[Grace-core] Minutes of Telecom 17-18.5.2012

Bart Jacobs bart.jacobs at cs.kuleuven.be
Tue May 22 05:50:31 PDT 2012


On 22/05/2012 11:31, James Noble wrote:
>> Apologies if I'm belaboring the obvious...
> no it's all fine, and it's good for us to be clear about our motivations for things.
>
>>   '()', or 'tt
> we thought about these, and one question was "how do you pronounce them?"

"unit"?

>
>> Also, it would be useful to have a type Nothing that truly has no values. This would be the return type of methods that never return, like exit. This informs the type checker that subsequent code is unreachable, so that it doesn't complain about missing result values etc.
> that's a good point - I don't know if Nothing is the best name for it, rather than
> NeverReturns or something?  NoExit?

Note that it might be useful in other circumstances as well. For example:

type SumType<A, B> = {
     method get: A | B
}

If you call 'get' on something of type Sum<Number, Nothing>, you know 
you're going to get a number.

I can't think of any other important examples right now, but I do 
remember using Scala and being impressed by the power of Nothing.

BTW: OCaml has a similar feature. If the type inferencer can infer that 
the type of something is "forall 'a, 'a", then it knows that that code 
point is unreachable since there is no value of that type. So, the type 
of "raise" in OCaml is "exn -> 'a".

>
> the big problem with the name "Nothing" is that in Grace you can write nothing*
> instead of a type - if you just leave the type out, you get type Dynamic* on inputs,
> or an inferred type on outputs.   But writing the world "Nothing" means something
> rather different than writing "" nothing.    See - it's even hard to write about!

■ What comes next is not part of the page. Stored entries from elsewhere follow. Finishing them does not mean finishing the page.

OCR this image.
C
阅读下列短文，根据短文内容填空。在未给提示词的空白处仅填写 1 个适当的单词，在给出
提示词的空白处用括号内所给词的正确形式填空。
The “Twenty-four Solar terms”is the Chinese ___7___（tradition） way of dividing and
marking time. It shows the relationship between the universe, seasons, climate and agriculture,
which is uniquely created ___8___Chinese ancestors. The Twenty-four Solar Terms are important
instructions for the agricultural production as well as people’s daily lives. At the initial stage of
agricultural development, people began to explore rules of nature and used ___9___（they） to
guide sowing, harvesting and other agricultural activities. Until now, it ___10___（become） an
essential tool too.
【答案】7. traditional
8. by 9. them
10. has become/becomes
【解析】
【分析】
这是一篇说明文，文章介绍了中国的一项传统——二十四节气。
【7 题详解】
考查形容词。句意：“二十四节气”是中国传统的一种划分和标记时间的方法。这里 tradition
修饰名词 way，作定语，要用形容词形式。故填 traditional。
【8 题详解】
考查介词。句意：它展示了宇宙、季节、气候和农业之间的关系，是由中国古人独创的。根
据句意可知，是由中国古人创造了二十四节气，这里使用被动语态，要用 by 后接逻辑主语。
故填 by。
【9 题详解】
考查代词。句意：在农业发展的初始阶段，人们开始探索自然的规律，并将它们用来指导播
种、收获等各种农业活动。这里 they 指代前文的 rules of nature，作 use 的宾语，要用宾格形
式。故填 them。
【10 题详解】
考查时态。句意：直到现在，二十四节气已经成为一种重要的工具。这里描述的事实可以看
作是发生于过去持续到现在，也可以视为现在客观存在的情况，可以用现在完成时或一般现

I guess Void would also be a bad name, since in C-like languages, "void" 
actually means "Unit", not "Nothing" (in Scala terms). "Empty"? "NoValues"?

>
> * we could be pickier here, distinguishing between writing no type annotation
>
>         method foo(x) {z := x}
>
> or writing an annotation that itself is the empty string
>
>         method bar(x :) ->  {x + x}
>
>
> so e.g. bar could mean "returns noSuchValue"   (or noUsefulValue)
> while foo's return type could mean "does not return"

(Did you check the method bodies? One would expect foo to return the 
non-useful ("unit") value (i.e. to have Unit as its return type (in 
Scala terms)), and bar to return a number (i.e. to have Number as its 
return type). The following baz and quux would not return:

method baz { baz }

method quux { FrobException.raise }

They would have Nothing (in Scala terms) as their return type.)

>
> but, again, we figured that was a distinction that would be very hard to explain.

Yes. In any case, I think the empty type (Nothing in Scala) would not be 
used so often that it deserves special implicit syntax, and in fact 
would be used so rarely that it deserves a very explicit calling out of 
its name :-)

>
>> Update: The penny drops :-) Of course, None refers to Some|None, the option type. Yes, that makes perfect sense. Sorry for being slow :-)
>
> Umm, I think so?    in Grace we're untagged, so we'd do   e.g. String|None
> (or, if noSuchValue is self matching, we have the option of String|noSuchValue)

Yes. Makes a lot of sense.

> Although I do recall a discussion saying we didn't want noSuchValue to actually
> *be* a useful null...  (e.g. perhaps it doesn't even understand == or something)

That sounds like a 'trap value' of some kind. Touch it and you die. (The 
C standard allows uninitialized variables to hold trap values.) There 
may be room for both. In any case, a well-behaved "None" value seems to 
have proven its usefulness in functional programming.